American actress and singer (born 1978)

Ashley Elizabeth Palmer (born November 13, 1978) is an American actress and singer best known for her appearance in the 2007 hit horror film, Paranormal Activity.

==Early life and education==
Palmer starred in her first play at age 5 while growing up in Naperville, Illinois, and spent her childhood performing and studying theater, dance and music. Before high school, her family relocated to Loveland, Ohio. While attending Loveland High School, she also studied singing, dancing and acting at the University of Cincinnati – College-Conservatory of Music prep program.

Her first professional acting job was in 1995 when, at age 16, she played the lead role of Polly Browne in The Boy Friend on the showboat Majestic. The following year she played Luisa in The Fantasticks at a historic Over-the-Rhine theater. She earned several scholarships to study musical theatre, and graduated cum laude with a Bachelor of Fine Arts from Otterbein College in Westerville, Ohio.

==Career==
In 2000, Palmer moved to New York City where she worked in summer stock, regional and children's touring theatre and independent film before being selected for the original cast of the Off-Broadway show Pieces (of Ass). Despite her part getting cut in her first TV job, a restaurant hostess in the final season of Sex and the City, she relocated to Los Angeles in 2004 to pursue film and television work.
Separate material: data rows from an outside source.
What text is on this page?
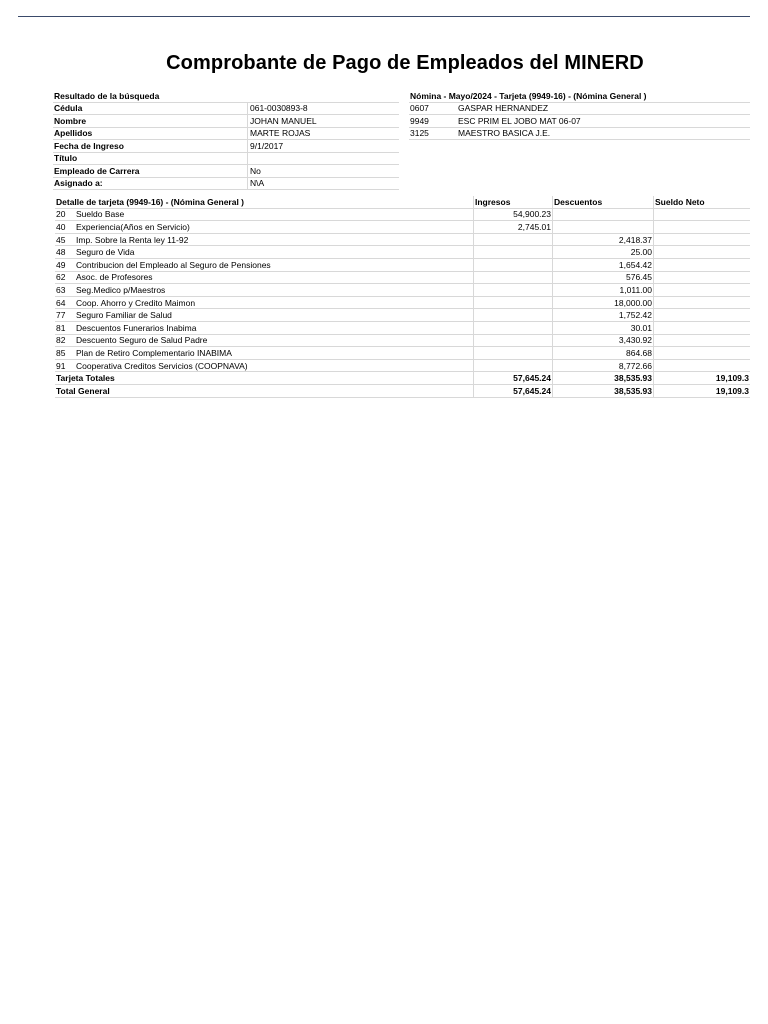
Comprobante de Pago de Empleados del MINERD
Resultado de la búsqueda	
Cédula	061-0030893-8
Nombre	JOHAN MANUEL
Apellidos	MARTE ROJAS
Fecha de Ingreso	9/1/2017
Título	
Empleado de Carrera	No
Asignado a:	N\A
Nómina - Mayo/2024 - Tarjeta (9949-16) - (Nómina General )	
0607	GASPAR HERNANDEZ
9949	ESC PRIM EL JOBO MAT 06-07
3125	MAESTRO BASICA J.E.
Detalle de tarjeta (9949-16) - (Nómina General )		Ingresos	Descuentos	Sueldo Neto
20	Sueldo Base	54,900.23		
40	Experiencia(Años en Servicio)	2,745.01		
45	Imp. Sobre la Renta ley 11-92		2,418.37	
48	Seguro de Vida		25.00	
49	Contribucion del Empleado al Seguro de Pensiones		1,654.42	
62	Asoc. de Profesores		576.45	
63	Seg.Medico p/Maestros		1,011.00	
64	Coop. Ahorro y Credito Maimon		18,000.00	
77	Seguro Familiar de Salud		1,752.42	
81	Descuentos Funerarios Inabima		30.01	
82	Descuento Seguro de Salud Padre		3,430.92	
85	Plan de Retiro Complementario INABIMA		864.68	
91	Cooperativa Creditos Servicios (COOPNAVA)		8,772.66	
Tarjeta Totales		57,645.24	38,535.93	19,109.3
Total General		57,645.24	38,535.93	19,109.3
Once in Hollywood she studied film acting and also took improv classes at the famed Upright Citizens Brigade Theatre. In 2005 was cast in the pilot episode of Kitchen Confidential, which was based on the life of Anthony Bourdain, and could be seen canoodling with the star Bradley Cooper. She performed with a comedy group and played funny roles in several web series before being considered for the lead role in the hit horror film Paranormal Activity, which she had submitted herself to, hoping to combine her improv skills with dramatic acting.

In 2007, when she didn't land the role played by Katie Featherston, Oren Peli offered Palmer the memorable part of Diane, who is seen in an online video having the same demonic possession as the main character. The role was gory and intense which drew attention at Screamfest Horror Film Festival and Slamdance Film Festival but was shortened significantly in the changes made by Steven Spielberg and Paramount Pictures before the film's theatrical release in 2009.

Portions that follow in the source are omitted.